Balle Perdue affiche

Poursuivant notre ballade autour du monde des "films Netflix" (pléonasme, rappelons-le, puisque "Netflix" = "Net-flicks", c'est-à-dire "péloches sur le Net"...), nous voilà aujourd'hui... en France ! Hourra !

Le cas de "Balle Perdue" est d'ailleurs un cas exemplaire : on a d'un côté un vrai succès d'audience - le film caracolant dans le peloton de tête des visionnages en France -, et d'un autre, des critiques qui tirent à boulets rouges sur ce pauvre film qui ne mérite, bien entendu, pas tout ce déversement de haine et de mépris. Le fait que les détracteurs du film... 1) déplorent une soi-disant pauvreté du cinéma français, alors qu'il s'agit de gens n'allant clairement pas voir les films de DesplechinHonoré, etc. ni d'aucun de nos passionnants auteurs contemporains - 2) comparent systématiquement "Balle Perdue" à des franchises US aussi pitoyables que "Fast & Furious" ou des nanars hilarants comme "Death Race 2000"... ridiculise d'ailleurs complètement leurs pauvres arguments.

Il vaut mieux rester objectif, reconnaître d'abord que le cinéma "de genre" en France ne se porte pas si mal (nombre d'excellents films sont sortis ces dernières années, sans attirer suffisamment d'intérêt d'un public préférant toujours aller voir un produit hollywoodien standardisé qu'un film français un tant soi peu original), et admettre que, bien sûr, "Balle Perdue" pèche là où la quasi-totalité des productions Netflix déçoit : dans cette "carte blanche" laissée à un jeune auteur, qui se retrouve vite un peu dépassé par cette liberté inhabituelle au sein d'un budget confortable, et qui bénéficierait sans doute d'un peu plus d'aide, de conseils, voire de contrôle.

Car Guillaume Pierret, dont c'est le premier long-métrage de cinéma, a une vraie vision de ce qu'il veut faire : réinjecter une bonne dose de réalisme dans le film d'action et de poursuites automobiles, et lui conférer une certaine crédibilité via des personnages qui ne soient pas des caricatures.
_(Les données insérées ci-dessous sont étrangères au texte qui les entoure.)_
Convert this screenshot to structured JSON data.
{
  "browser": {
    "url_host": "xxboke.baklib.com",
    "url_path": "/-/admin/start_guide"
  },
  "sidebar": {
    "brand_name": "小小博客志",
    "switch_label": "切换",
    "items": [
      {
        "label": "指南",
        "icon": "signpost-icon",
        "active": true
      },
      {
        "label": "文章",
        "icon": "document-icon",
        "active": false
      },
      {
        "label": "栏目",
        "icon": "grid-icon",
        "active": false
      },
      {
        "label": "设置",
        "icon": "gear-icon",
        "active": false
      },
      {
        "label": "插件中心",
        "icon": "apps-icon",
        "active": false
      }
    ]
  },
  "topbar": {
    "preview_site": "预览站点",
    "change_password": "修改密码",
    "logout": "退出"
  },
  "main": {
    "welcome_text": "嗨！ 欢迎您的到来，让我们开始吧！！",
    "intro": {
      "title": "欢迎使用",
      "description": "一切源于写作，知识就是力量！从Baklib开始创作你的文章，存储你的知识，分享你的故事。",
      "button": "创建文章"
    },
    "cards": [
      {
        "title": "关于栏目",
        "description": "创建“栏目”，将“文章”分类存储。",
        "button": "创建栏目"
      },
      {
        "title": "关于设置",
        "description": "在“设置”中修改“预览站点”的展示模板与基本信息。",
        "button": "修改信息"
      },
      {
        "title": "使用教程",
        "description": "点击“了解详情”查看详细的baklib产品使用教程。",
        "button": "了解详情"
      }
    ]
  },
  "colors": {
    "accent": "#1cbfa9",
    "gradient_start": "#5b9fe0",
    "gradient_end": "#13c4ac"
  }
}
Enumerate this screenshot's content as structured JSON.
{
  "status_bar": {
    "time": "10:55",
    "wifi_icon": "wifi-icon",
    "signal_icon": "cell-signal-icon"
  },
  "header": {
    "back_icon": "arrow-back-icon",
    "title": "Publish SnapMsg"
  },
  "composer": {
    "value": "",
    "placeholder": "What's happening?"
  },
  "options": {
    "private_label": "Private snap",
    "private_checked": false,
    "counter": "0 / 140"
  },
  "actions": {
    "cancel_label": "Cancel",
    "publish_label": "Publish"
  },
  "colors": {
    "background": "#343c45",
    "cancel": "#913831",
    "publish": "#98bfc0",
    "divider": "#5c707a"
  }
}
Et sur ces deux points, essentiels, "Balle perdue" remplit son contrat : la gestion des stéréotypes du genre est bien contrôlée, et la plupart des scènes de vitesse et d'accidents sont convaincantes, et ce d'autant qu'elles s'inscrivent dans le cadre d'un polar, certes conventionnel (flic ripoux, ex-truand au grand coeur piégé, etc.), mais ne manquant pas de noirceur ; les personnages sont tous très réussis, plutôt peints dans des teintes "gris sombre" que dans un "noir et blanc" confortable, et l'interprétation est l'indéniable point fort du film. Il faut d'ailleurs souligner l'intelligence du jeu de Duvauchelle, rendant humain son flic pourtant a priori insauvable, jusqu'à une conclusion étonnamment touchante.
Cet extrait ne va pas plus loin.